不純な動機は純粋な動機 映画「おっぱいバレー」
一度聞いたら決して忘れられないタイトル。私と同年代の人ならば必ず知っている映画だろう。しかし、実際に見た人は、知名度ほど多くないかもしれない。先日、神田伯山さんのラジオで、彼も本作を見たことはないが、多くの人と同様、先生のおっぱいを見るためにやる気のないバレー部が頑張るというあらすじは知っているとのことで、「何とハートフルな映画だろう!」と感想を述べていた。そう、タイトルのインパクトが強すぎて気づかなかったが、生徒にやる気を出させるために、文字通り一肌脱ぐという、とてもハートフルな映画なのである!そこに気づいた以上、見なければならないという使命感に駆られて見ることにした。

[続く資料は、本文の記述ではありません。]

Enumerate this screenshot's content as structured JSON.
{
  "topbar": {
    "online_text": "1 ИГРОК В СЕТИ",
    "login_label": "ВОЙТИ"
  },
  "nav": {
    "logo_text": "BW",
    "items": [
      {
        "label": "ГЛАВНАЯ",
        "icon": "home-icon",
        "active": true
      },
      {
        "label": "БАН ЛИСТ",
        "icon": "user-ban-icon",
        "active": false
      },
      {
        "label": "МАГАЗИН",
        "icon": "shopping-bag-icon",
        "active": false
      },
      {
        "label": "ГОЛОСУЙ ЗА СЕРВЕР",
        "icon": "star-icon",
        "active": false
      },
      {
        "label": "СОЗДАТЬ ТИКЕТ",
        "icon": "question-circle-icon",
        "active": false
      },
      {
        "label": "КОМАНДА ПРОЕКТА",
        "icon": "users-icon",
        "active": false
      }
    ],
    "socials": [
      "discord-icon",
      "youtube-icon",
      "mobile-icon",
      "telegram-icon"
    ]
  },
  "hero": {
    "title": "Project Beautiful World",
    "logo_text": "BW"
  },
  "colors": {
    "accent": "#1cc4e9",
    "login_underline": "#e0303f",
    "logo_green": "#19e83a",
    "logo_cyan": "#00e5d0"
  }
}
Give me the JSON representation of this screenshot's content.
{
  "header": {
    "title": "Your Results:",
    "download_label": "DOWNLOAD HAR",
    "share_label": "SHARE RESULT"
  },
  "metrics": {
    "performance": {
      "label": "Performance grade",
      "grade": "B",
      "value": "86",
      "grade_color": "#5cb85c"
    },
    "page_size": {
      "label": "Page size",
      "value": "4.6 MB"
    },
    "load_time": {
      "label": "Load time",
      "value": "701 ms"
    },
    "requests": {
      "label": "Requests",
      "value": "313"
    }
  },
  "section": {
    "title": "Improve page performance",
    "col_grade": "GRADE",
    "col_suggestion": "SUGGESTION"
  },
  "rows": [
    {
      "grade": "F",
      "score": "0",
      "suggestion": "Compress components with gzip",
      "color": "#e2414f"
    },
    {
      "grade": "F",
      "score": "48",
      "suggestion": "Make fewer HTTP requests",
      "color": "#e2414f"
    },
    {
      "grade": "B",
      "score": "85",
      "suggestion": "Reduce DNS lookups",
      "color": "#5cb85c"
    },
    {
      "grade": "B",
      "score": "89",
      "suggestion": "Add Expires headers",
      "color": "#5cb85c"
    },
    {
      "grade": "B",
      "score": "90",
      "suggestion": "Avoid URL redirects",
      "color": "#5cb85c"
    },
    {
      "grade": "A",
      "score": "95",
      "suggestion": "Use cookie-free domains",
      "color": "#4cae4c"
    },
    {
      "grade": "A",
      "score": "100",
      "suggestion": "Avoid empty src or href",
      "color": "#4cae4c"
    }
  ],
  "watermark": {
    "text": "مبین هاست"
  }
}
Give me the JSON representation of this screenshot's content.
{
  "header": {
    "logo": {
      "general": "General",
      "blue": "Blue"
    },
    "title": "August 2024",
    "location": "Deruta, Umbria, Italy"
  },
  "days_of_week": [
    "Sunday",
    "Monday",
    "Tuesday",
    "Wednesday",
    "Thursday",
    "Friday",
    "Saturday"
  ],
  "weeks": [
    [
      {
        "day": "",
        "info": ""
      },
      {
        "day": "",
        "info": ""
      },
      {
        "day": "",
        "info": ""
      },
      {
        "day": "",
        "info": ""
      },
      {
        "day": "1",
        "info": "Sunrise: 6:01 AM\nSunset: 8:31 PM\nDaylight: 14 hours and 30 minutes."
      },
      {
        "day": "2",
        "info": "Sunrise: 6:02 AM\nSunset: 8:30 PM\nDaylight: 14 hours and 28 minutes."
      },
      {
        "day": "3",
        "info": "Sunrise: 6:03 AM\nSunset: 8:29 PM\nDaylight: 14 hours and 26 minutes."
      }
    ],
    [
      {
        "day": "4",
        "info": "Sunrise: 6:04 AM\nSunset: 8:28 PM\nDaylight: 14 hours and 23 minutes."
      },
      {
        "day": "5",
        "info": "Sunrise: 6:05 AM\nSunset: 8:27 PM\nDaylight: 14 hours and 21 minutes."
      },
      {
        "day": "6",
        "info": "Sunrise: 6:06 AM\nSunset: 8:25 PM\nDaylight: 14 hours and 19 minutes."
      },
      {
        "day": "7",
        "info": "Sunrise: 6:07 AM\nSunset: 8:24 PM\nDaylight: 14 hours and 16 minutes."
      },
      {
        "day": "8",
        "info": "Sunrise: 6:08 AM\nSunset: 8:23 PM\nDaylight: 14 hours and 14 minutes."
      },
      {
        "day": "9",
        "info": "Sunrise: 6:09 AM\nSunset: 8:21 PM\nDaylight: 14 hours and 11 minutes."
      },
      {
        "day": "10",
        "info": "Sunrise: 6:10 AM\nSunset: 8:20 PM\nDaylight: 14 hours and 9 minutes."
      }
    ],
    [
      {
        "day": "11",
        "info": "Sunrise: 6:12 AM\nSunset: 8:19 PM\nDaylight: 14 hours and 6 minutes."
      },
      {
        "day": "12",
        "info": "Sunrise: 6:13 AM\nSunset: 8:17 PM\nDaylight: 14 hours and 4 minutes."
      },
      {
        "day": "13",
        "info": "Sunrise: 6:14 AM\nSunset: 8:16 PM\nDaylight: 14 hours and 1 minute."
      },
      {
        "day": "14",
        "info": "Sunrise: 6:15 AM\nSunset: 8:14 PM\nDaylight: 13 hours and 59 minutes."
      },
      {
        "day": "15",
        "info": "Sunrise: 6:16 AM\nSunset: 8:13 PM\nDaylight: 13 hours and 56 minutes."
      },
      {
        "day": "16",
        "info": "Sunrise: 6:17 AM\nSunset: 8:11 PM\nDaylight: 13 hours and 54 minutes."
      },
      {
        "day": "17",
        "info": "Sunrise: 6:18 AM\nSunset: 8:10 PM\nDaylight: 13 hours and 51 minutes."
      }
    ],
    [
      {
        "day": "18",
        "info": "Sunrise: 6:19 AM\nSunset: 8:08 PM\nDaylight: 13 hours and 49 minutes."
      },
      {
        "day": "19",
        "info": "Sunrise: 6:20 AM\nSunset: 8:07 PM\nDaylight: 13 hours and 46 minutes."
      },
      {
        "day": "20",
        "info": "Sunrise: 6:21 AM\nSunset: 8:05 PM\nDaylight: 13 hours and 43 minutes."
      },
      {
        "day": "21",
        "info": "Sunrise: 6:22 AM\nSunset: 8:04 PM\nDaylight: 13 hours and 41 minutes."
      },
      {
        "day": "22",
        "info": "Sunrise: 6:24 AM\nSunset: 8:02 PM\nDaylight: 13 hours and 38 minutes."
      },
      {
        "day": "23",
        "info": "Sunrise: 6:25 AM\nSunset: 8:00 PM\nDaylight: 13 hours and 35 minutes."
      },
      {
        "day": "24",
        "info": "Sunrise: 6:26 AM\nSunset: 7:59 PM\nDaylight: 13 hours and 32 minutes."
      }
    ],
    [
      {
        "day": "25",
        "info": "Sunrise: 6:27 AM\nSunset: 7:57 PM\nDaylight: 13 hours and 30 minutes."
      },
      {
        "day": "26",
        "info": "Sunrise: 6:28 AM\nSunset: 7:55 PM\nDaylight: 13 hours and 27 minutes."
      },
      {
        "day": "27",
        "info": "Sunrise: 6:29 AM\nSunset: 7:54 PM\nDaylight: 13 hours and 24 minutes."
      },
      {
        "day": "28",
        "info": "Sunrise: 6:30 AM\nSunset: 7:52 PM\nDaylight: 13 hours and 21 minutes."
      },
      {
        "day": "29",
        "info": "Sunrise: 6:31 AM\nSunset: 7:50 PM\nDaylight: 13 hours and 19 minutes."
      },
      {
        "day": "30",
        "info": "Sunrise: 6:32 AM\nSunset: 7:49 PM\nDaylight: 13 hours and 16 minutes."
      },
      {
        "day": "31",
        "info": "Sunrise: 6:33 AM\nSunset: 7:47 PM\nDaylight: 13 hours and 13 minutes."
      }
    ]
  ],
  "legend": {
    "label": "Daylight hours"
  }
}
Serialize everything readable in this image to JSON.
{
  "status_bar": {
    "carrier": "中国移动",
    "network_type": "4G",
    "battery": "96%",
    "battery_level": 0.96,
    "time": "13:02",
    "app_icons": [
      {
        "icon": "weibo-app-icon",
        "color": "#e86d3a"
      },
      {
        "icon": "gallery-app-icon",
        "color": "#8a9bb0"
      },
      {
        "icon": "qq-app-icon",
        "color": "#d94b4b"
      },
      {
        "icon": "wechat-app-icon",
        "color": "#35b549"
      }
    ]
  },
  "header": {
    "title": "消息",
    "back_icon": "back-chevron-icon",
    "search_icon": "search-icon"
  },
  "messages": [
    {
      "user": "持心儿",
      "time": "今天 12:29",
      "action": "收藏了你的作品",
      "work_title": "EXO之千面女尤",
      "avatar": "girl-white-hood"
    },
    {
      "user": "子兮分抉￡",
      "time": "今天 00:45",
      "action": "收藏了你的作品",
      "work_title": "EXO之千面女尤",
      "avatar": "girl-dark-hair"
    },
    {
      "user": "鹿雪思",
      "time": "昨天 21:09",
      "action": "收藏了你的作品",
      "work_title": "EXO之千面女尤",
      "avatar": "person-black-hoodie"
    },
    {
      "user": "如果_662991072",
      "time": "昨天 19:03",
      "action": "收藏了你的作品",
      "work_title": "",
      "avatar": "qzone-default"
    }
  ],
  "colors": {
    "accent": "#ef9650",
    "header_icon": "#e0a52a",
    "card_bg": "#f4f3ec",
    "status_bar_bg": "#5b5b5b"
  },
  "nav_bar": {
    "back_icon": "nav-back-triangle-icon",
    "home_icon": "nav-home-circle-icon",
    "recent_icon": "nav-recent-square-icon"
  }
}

本作は、綾瀬はるかさんの熱演と思春期真っ只中にあるバレー部員の愛すべきおバカさ加減が胸を打つ映画である。インターネットがまだ発明されていない1970年代が舞台であり、おそらくは今よりも性に貪欲だった中学生たち。私も、大学を出たての女性教師が、ショートパンツをはいていただけで、学年中(の男子)が色めきだったアホな記憶を呼び起こされた。彼らがやる気を出す姿に、なんと不純な動機なのかと一笑に付すのは簡単だが、私はこれほど純粋な動機はないと思う。サッカー少年だった私は、プロになれないのに続ける意味などないだろうと、親族からも揶揄され、続けることを反対されていた。彼らなりに私の将来を案じてのことだったのだろう。しかし、将来金儲けをするためだけにスポーツをすることの方がよほど不純だと思う。それと比べて、動機がおっぱいだろうがなんだろうが、一つの目標のために必死に努力をする経験はなんと純度の高いことだろう。私も息子にはこんな経験をしてもらいたいなと強く思うのである。
ちなみに本作は実話を元にした話のようだ。おっぱい先生はきっと、生徒を思う熱意と、生徒をその気にさせる魅力、そして豊満さを持ち合わせた、ハートフルで素敵な先生だったんだろうな。